Granada B y debut con el primer equipo

El filial del conjunto nazarí consigue ascender a Segunda B, por lo que recupera a Richard Boateng para su plantilla y ahí se consolidará como futbolista de la categoría de bronce con buenos registros goleadores, sobre todo en la segunda y tercera campaña vestido de rojiblanco, cuando logra 5 y 6 goles respectivamente. Incluso, durante su primera campaña en Segunda B con el Granada B, ‘Boa’, como es conocido, logra jugar unos minutos con el primer equipo en un partido en San Mamés que el Granada termina perdiendo por 4-0. En aquel encuentro, el futbolista ghanés debuta en Primera de la mano de Lucas Alcaraz sustituyendo a Michael Pereira en el minuto 76 de encuentro.

Breve experiencia en Chipre

En verano de 2016, Boateng termina su vínculo con el club granadino y hace las maletas a Chipre para jugar en el Aris de Limassol. Pero la aventura dura solo unos meses, los que tarda el Extremadura, con un proyecto ambicioso para ascender a Segunda, en llamarle para que forme parte de su plantilla. Pese a todo, en Almendralejo no encuentra acomodo y acaba disputando tan solo 10 partidos y anotando 2 goles.
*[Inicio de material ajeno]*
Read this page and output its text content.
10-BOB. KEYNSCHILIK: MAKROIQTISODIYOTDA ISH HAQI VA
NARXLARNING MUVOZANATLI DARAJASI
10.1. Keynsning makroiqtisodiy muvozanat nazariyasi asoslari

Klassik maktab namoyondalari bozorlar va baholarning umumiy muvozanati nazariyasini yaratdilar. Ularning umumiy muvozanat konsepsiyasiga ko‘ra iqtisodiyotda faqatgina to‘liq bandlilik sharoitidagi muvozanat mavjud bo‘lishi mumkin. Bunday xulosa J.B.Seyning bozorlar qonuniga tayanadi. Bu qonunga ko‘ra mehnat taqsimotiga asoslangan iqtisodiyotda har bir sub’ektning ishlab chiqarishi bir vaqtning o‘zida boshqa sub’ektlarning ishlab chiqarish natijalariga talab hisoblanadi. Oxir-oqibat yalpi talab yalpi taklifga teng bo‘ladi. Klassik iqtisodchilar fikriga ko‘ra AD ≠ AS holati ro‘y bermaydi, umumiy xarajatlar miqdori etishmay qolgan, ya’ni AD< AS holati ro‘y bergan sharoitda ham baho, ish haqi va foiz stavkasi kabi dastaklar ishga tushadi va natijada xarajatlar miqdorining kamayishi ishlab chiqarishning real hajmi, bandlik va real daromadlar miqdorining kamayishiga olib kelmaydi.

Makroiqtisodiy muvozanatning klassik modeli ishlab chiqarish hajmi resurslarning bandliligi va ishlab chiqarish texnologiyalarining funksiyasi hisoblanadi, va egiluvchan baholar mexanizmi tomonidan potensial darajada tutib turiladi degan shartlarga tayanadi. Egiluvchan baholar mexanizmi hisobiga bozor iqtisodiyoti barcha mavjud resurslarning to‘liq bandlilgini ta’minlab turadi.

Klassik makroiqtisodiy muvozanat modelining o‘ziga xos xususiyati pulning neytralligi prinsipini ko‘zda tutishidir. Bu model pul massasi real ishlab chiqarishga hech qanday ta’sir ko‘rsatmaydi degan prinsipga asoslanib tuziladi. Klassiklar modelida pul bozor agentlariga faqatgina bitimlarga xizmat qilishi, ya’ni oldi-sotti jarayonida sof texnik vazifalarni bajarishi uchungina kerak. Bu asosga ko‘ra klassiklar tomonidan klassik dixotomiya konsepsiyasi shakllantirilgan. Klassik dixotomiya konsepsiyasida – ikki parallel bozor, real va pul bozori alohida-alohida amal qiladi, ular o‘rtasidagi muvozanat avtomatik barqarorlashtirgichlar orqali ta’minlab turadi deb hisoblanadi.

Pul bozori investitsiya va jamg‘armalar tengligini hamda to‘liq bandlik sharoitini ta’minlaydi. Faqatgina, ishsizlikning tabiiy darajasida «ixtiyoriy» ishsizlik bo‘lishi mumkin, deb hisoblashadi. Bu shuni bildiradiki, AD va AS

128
Es entonces cuando toca a su puerta el Melilla, también con un proyecto ambicioso buscando el ascenso desde Segunda B. En la ciudad situada en el cabo de Tres Forcas, Boateng encuentra felicidad plena, juega cómodo y consigue desarrollar todo su fútbol. El centrocampista africano termina la campaña como ídolo melillense disputando 31 partidos y anotando la friolera de 14 goles.

La oportunidad de su vida

Esa valiosa temporada en la UD Melilla le vale la llamada del Real Oviedo, lo que el propio Boateng define como la oportunidad de su vida de jugar en Segunda con un club importante. Ya en la capital del Principado, el mediapunta tiene la oportunidad de jugar durante las seis primeras jornadas e incluso llega a ser elegido por la afición como el mejor jugador del mes, pero el regreso de Ramón Folch tras superar una lesión, va dejando poco a poco a ‘Boa’ en un segundo plano hasta el punto de que se queda prácticamente sin oportunidades de jugar. Es entonces cuando el ghanés decide abandonar la disciplina azul y pide al Oviedo su salida en forma de cesión. El Alcorcón se presenta como oportunidad para el centrocampista y su cesión se completa a pocos días del cierre del mercado invernal. Según el club ovetense, dicha cesión concluirá el 30 de junio de 2019, aunque algunos medios han apuntado que la cesión sería por temporada y media, coincidiendo exactamente con el período de tiempo que le resta de contrato con los carbayones.

Su hermano Derek jugó en Primera

Richard no tiene como referente a Messi, Cristiano, Iniesta, Isco o De Bruyne. Para Richard Boateng, su referencia tanto en la vida como en el fútbol es su hermano mayor, Derek Boateng, un futbolista que actúa en su misma posición en el medio del campo, aunque con un perfil ligeramente más defensivo, que tuvo la oportunidad de jugar durante tres temporadas en Primera, dos con el Getafe y una más con el Eibar, tras solo dos meses en el Rayo Vallecano.

Comprometido con la causa

El centrocampista del Real Oviedo es un hombre que ha tenido que pasar por situaciones muy duras a lo largo de su vida en Ghana. Con otros tres hermanos, Richard debía ayudar a su madre, ciega, para sacar adelante a toda la familia. Él mismo explica que una discapacidad como la ceguera provoca rechazo en su país e incluso señala que su madre, debido a esta discapacidad, tuvo que criarlos sola puesto que su familia se apartó de ella. Para que ningún otro niño de su país vuelva a padecer lo que él tuvo que padecer, Richard Boateng en cuanto aterrizó en Asturias se puso en contacto con la ONG ‘Asturies por África’ buscando la forma de ayudar. Boateng, que tiene su propia fundación, ‘Hold My Hands’, se ha comprometido con el proyecto, que está un poco más cerca de hacerse realidad para que las familias con discapacidades de Ghana puedan salir adelante. Para ello, el plan es la construcción de un edificio adaptado en el que dichas familias puedan vivir y formarse.